Depth Charged pours a deep amber color, very clear, with a slight head, beige in color, that rapidly fades to just a ring around the perimeter of the beer.  The aroma is sweet and malty, with strong coffee and some caramel notes.  The flavor is smooth with Double Bastard caramel maltiness and a bit of coffee.  The coffee flavor is subtle, but knocks down the over-the-top bittersweet Double Bastard malty/hoppy flavor. There are nice coffee, chocolate and caramel notes in the aftertaste.  This beer has a heavy body with a thick creamy mouthfeel, and goes down very smooth.  The carbonation level is good, but not high, and keeps it from being too heavy and syrupy.  As this beer warms, the coffee shines through brighter, making it even nicer.

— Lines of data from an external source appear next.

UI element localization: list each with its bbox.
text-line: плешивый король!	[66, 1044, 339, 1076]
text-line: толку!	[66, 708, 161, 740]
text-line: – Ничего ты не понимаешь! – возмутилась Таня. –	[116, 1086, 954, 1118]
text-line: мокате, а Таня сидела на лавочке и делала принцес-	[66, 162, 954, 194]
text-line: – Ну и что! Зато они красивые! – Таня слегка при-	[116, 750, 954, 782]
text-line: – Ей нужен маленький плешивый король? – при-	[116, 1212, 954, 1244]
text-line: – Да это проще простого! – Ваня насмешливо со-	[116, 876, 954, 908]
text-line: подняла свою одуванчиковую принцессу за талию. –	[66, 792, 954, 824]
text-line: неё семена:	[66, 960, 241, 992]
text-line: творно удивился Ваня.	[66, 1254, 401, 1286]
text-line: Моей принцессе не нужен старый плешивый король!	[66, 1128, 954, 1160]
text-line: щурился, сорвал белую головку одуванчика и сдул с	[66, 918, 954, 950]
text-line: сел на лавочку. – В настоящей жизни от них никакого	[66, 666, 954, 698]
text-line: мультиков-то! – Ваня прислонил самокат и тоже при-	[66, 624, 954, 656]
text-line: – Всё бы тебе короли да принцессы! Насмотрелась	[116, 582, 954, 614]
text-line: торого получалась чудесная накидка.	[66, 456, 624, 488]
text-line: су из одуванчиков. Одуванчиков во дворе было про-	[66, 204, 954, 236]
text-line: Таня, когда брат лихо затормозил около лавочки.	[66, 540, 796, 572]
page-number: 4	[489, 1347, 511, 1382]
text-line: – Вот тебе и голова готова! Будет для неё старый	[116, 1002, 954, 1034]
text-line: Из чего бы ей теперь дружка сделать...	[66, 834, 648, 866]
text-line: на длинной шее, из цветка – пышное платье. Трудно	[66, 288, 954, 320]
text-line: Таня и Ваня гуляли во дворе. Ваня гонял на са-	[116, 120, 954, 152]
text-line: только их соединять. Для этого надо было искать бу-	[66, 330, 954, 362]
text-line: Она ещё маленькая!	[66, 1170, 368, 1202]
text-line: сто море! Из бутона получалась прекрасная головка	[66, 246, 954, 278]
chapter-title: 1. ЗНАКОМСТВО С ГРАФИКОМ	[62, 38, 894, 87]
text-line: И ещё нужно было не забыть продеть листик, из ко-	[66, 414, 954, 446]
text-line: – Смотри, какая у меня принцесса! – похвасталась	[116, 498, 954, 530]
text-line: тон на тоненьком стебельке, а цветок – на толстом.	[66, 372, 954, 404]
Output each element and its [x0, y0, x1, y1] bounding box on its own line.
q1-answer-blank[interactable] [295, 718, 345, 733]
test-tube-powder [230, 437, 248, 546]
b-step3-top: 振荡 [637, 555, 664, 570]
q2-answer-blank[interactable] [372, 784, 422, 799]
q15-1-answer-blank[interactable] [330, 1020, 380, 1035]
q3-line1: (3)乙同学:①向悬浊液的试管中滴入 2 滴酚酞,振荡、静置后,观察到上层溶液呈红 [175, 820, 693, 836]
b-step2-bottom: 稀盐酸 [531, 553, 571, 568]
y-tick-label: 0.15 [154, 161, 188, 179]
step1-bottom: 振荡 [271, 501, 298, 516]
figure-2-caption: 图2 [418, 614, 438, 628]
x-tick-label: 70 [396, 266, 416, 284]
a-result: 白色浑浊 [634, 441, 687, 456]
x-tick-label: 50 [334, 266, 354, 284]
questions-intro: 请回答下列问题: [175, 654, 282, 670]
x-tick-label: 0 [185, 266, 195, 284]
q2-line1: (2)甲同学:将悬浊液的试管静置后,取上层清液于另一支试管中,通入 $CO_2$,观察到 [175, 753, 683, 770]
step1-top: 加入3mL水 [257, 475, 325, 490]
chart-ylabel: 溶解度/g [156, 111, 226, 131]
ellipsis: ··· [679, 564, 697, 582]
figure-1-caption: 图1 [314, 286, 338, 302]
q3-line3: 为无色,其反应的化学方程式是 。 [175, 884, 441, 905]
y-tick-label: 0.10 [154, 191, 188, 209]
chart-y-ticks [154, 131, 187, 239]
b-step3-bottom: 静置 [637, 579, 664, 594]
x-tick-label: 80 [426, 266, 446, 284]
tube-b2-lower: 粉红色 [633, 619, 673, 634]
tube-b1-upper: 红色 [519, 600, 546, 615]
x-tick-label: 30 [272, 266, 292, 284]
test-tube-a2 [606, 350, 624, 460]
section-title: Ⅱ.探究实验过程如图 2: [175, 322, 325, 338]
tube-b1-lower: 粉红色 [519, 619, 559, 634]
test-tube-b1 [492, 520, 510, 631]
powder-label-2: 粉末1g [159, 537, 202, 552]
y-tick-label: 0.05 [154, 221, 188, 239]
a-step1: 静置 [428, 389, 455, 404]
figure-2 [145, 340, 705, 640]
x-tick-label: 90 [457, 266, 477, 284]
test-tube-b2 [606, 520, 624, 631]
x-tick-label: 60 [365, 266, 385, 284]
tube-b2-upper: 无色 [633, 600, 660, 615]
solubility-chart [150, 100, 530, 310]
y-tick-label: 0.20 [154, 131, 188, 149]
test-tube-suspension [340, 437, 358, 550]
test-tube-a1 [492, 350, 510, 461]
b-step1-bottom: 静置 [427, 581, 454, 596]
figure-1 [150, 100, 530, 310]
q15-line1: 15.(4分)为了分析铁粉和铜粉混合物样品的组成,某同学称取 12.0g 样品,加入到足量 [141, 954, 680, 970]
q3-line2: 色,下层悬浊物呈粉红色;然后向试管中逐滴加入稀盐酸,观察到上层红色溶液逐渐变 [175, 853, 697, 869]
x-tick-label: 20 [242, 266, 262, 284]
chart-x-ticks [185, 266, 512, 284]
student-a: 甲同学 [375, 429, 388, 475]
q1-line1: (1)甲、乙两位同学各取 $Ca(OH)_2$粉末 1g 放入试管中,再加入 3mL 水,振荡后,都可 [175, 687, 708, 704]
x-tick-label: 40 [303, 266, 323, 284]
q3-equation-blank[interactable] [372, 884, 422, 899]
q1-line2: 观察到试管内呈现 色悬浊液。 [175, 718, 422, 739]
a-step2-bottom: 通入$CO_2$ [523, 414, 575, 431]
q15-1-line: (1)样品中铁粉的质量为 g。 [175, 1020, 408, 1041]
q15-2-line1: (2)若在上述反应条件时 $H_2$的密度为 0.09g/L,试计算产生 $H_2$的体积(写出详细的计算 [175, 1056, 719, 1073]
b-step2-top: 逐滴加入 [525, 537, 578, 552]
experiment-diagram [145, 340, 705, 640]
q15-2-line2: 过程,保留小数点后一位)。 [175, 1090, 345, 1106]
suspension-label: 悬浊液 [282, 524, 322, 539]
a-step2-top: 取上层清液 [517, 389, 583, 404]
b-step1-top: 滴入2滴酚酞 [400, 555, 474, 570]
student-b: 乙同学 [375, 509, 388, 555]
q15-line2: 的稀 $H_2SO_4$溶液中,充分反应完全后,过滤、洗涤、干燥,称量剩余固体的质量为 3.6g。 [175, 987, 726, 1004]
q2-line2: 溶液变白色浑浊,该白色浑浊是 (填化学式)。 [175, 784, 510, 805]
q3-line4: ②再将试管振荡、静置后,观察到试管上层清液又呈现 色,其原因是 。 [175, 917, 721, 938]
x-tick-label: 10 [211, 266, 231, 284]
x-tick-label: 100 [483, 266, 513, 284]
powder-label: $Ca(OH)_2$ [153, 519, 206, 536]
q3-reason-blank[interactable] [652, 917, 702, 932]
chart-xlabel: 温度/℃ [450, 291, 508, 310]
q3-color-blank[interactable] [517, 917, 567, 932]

In my opinion, Depth Charged is much more drinkable than Double Bastard, as the smack in the mouth bittersweet heavy flavor is mitigated by the espresso.  This is much more balanced (bitterness/sweetness) than the original as it is a bit more bitter than Double Bastard, and is more mellow.  The alcohol level, at 11%, is high, but it’s not at all boozy.

Good job, Stone.  This beer is very complex and enjoyable.  It’s really an amazing, fantastic beer.  You gotta taste it to appreciate it’s depth.  Unfortunately, it was brewed only once, so if you want some, you better look for it right away.  My sample was a 22 oz. bomber, which was part of a 4 bottle “Bastard Box” I purchased at Costco for $19.99.  I HIGHLY recommend this beer, and hope Stone will continue this along with their annual Double Bastard release!

2015 Barrel-Aged Narwhal: Sierra Nevada Brewing Co., Chico, CA.  12.9% ABV.
Barrel-Aged Narwhal is an imperial stout.  It pours midnight black with a 1/2″ tan head that fades after a couple of minutes, leaving a tan ring around the edge.  The aroma is sweet chocolate and vanilla.  The flavor initially follows the nose – sweet chocolate – then a transitions to slight bitterness, with coconut and vanilla from the bourbon barrel aging.  The carbonation is evident mid-pallate, but not late, and it does not clear the sweet chocolate flavor.  It is a little boozy from mid-palate on, but not hot or unpleasant.  The aftertaste is sweet chocolate, which fades to a slight and pleasant bitterness.

This is a very good beer.  It’s a limited edition brew, so you better get it soon if you’re inclined to drink some.  I bought a 750 ml bottle from Total Wine for $18.99 (as I recall).  I highly recommend this one; it was worth the cost, but I won’t be buying another bottle this year (pretty expensive).

So, the bottom line is this: I highly recommend both of these beers, but especially the Depth Charged Double Bastard Ale.  You won’t be disappointed with either beer (caveat: fizzy yellow beer drinkers – don’t bother; you won’t like either one).